As Casca’s brand bleeds and demons once again rise from the cave walls the Holy Iron Chain Knights arrive on the scene to do battle with the possessed heretics, Azan somewhat amusingly reasoning that their appearance and behavior must be drug related, and Farnese taking comfort in that explanation given her regrettable encounter with the horse. With the Knights nearly overtaken by the demonic cannibals, and Casca firmly in the clutches of a possessed Goat Apostle (and his weird snake, penis, thing), all seems lost until in a flash of white light, Guts and Puck return. Violent retribution awaits, but sadly, not until the next episode.
On the AV front Berserk 2016 continues to impress, shaking off the early awkwardness (for the most part, there is an odd spanking scene that doesn’t quite translate from page to screen and could’ve been left out to everyone’s benefit) of the first episodes with artfully constructed battle sequences and creepily convincing effects accompanying the many supernatural elements on display. The music is great in these episodes too, though lacking any actual compositions from series mainstay Susumu Hirasawa, the music here definitely fits his chaotic techno orchestral mold well, and the sillier scoring of Isidoro and Puck’s best scenes take things right to the edge of camp but not over, playing the comic relief just as well and the writing and acting have thus far.
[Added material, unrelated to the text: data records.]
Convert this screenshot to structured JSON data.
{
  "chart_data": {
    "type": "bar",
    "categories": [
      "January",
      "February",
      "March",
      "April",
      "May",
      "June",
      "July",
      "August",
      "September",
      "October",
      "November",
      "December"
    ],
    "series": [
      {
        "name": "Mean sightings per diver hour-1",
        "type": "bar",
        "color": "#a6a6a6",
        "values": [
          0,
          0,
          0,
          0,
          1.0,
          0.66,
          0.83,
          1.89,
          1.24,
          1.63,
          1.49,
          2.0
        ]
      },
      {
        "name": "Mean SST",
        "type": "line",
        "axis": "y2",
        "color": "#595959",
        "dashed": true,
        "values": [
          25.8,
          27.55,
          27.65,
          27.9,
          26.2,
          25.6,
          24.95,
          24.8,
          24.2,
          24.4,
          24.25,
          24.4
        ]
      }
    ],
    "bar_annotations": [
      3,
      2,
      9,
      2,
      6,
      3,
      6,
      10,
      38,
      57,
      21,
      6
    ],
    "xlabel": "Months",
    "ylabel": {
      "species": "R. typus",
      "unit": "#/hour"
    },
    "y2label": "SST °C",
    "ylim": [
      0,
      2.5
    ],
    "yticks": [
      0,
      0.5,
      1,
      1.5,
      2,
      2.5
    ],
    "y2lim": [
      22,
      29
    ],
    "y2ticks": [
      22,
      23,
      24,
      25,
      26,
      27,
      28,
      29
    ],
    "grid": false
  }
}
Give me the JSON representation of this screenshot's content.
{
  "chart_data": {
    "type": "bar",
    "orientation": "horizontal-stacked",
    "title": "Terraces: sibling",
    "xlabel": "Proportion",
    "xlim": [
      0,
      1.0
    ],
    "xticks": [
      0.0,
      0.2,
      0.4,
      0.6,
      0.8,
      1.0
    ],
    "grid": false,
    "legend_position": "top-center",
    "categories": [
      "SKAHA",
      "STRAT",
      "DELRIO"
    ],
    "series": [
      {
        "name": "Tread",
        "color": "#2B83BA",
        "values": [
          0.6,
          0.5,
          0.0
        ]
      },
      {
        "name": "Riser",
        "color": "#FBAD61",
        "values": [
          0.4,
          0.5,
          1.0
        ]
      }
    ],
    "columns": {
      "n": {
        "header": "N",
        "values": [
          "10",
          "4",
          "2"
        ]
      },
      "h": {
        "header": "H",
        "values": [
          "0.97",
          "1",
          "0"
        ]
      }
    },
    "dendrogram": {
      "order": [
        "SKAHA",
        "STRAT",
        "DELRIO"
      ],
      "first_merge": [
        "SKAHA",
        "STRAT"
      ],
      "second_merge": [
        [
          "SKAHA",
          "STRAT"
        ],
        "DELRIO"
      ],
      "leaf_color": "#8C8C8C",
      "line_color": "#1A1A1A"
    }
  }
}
Berserk’s self-seriousness may be causing a minor internet backlash as this series and the upcoming PS4 game put the largest spotlight ever on Miura’s dark fantasy, but as I’ve written about before, if you’ve glommed onto this thing over the years it’s hard not to carry a piece of it with you, like your own perpetually bleeding, demon attracting brand. This series may still have some rough edges, and I’m sure the game will as well, (critics have been historically unkind to Tecmo’s Warriors series) but it’s still the best this IP’s ever been treated, and if you’ve been with it for a while you can’t help but be simultaneously proud and defensive of your own personal little corner of medieval hell.